Après une première amélioration, les taux d'intérêts brésiliens se sont stabilisés à des niveaux incompatibles avec une solvabilité à long terme. Son point de référence, les « bons du trésor C » ont un rendement de 22% aujourd'hui, en dollars. La dette du Brésil équivaut à 60% de son PIB, dont 35% seront dus dans l'année à venir. Le FMI exige que le Brésil crée un excédent principal de 3,75% sur son budget (soit, que les intérêts de la dette ne soient pas calculés dans le budget gouvernemental). Mais cela n'empêchera pas une détérioration toujours plus importante du taux d'endettement du pays par rapport à son PIB, surtout quand les taux d'intérêt élevés poussent le Brésil toujours plus loin dans la récession.
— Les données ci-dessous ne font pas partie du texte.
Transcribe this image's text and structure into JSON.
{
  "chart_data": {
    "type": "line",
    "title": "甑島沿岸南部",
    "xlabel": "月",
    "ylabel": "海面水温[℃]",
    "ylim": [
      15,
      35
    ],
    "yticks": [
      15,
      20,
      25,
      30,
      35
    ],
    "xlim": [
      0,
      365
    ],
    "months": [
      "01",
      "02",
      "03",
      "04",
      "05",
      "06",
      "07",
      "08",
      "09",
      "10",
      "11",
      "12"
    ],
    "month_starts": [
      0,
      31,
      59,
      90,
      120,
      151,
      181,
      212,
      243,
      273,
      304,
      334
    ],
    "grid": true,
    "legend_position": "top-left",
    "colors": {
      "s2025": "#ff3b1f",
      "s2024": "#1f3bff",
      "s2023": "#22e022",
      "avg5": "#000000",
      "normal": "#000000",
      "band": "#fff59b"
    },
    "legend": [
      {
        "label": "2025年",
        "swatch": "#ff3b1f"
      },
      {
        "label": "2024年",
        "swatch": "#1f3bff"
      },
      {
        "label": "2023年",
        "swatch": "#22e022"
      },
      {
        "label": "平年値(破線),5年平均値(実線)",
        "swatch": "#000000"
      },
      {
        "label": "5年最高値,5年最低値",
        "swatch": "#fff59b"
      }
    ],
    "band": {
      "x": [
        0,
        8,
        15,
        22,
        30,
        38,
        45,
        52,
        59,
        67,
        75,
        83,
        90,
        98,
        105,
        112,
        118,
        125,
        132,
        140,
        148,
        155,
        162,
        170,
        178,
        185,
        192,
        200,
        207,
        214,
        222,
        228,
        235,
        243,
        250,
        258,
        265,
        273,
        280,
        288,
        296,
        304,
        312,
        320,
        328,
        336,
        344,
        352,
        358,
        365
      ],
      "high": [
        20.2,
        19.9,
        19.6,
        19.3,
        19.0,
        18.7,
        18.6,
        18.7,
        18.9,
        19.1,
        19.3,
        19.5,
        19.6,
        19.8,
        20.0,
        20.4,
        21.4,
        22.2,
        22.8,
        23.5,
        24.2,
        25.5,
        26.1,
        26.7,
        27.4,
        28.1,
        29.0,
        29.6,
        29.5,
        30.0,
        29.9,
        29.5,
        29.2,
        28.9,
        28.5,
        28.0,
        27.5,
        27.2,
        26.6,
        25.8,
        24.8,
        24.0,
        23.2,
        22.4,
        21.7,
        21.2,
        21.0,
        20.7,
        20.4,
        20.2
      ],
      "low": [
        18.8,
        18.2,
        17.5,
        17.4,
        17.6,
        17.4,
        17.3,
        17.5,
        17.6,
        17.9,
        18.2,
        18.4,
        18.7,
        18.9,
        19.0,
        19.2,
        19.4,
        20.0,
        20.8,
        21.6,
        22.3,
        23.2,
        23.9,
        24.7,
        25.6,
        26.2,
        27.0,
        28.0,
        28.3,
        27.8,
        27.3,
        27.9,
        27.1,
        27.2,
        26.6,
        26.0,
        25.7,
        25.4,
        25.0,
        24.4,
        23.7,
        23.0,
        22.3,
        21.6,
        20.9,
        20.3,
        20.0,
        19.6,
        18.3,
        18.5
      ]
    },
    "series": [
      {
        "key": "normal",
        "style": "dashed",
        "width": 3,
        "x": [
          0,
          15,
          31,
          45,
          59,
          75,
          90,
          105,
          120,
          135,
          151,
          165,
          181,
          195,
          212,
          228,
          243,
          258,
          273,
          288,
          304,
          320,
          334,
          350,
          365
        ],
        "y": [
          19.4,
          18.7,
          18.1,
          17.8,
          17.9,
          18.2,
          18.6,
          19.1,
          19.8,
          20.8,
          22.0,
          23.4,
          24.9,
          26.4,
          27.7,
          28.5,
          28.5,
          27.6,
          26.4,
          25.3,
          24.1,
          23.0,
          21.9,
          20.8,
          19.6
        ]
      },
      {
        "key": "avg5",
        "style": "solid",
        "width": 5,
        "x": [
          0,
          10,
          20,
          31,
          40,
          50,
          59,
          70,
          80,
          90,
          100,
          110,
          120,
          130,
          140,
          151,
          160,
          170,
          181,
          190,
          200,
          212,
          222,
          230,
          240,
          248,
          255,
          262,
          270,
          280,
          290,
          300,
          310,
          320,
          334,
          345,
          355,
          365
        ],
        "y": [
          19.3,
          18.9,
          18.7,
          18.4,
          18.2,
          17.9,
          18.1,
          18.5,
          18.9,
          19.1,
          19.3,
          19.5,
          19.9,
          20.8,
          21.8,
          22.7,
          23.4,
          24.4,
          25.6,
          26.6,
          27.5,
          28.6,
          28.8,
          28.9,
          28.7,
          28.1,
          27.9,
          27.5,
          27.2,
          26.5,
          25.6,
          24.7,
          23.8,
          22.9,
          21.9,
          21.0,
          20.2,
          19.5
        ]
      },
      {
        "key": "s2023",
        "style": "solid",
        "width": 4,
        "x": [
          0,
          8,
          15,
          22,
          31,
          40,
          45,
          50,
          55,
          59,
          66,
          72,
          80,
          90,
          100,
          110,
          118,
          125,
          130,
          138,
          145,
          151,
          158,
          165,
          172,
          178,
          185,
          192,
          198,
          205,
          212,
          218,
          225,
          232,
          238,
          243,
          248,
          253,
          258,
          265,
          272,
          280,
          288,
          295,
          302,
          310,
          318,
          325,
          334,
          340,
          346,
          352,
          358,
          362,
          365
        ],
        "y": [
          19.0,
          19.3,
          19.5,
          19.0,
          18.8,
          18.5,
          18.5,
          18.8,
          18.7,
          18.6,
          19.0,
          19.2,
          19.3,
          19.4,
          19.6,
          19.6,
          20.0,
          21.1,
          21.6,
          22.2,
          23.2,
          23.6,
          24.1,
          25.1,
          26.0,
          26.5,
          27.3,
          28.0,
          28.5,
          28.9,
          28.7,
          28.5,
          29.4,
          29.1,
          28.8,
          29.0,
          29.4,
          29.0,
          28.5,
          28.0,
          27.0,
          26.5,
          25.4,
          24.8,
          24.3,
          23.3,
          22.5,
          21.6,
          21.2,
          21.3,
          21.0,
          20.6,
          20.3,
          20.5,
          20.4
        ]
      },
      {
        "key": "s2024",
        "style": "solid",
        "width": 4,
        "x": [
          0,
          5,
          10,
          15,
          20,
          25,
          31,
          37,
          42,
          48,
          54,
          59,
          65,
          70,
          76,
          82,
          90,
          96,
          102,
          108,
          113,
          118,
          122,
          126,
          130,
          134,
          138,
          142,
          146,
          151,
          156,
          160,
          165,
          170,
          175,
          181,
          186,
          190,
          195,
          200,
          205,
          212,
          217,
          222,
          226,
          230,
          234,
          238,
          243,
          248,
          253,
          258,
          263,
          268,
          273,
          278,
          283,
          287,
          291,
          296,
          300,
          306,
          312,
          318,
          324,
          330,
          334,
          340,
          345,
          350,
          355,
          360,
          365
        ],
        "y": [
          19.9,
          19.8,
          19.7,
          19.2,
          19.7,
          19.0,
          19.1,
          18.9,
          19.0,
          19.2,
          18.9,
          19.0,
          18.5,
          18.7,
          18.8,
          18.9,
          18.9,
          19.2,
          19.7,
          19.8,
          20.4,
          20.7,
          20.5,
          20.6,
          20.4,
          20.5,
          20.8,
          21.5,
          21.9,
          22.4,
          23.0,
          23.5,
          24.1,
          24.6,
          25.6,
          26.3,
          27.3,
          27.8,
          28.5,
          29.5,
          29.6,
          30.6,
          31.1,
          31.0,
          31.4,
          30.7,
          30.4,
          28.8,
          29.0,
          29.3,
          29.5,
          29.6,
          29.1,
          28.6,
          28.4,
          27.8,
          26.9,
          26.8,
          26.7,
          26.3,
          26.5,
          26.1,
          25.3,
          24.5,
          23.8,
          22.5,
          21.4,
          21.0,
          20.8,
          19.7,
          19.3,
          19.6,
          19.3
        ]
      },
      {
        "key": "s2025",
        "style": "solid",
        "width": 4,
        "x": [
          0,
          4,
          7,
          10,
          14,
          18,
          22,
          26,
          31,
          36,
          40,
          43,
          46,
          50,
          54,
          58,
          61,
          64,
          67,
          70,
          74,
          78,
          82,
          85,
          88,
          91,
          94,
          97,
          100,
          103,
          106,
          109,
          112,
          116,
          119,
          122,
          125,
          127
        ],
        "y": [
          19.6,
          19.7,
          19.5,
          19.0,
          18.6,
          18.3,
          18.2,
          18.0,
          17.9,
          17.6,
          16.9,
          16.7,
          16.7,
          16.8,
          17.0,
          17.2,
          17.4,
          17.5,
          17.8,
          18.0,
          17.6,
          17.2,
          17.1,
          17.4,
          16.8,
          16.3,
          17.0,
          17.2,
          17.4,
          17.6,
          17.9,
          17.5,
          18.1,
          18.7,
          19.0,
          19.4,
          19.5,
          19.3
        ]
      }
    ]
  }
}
Le fait que ce plan de sauvetage ne parvienne pas à soulager le Brésil indique qu'il y a là une carence fondamentale dans le système financier international. Les problèmes du Brésil ne peuvent pas être imputés aux erreurs que le Brésil aurait commises. Les responsabilités sont bien au niveau des autorités financières internationales. Il est vrai qu'il est probable que le Brésil porte à la présidence un homme que les marchés financiers n'apprécient pas, mais si les marchés financiers ont force de loi contre les choix démocratiques d'un peuple, alors le système est sans conteste impropre.

Sous l'influence des fondamentalistes du marché, le FMI ne tire pas suffisamment avantage de ses membres. Ces dernières années, le soi-disant « consensus de Washington » tel qu'il est soutenu par le FMI et la Banque mondiale a placé sa confiance dans la nature autorégulatrice des marchés financiers. Cette confiance a été et est toujours mal placée.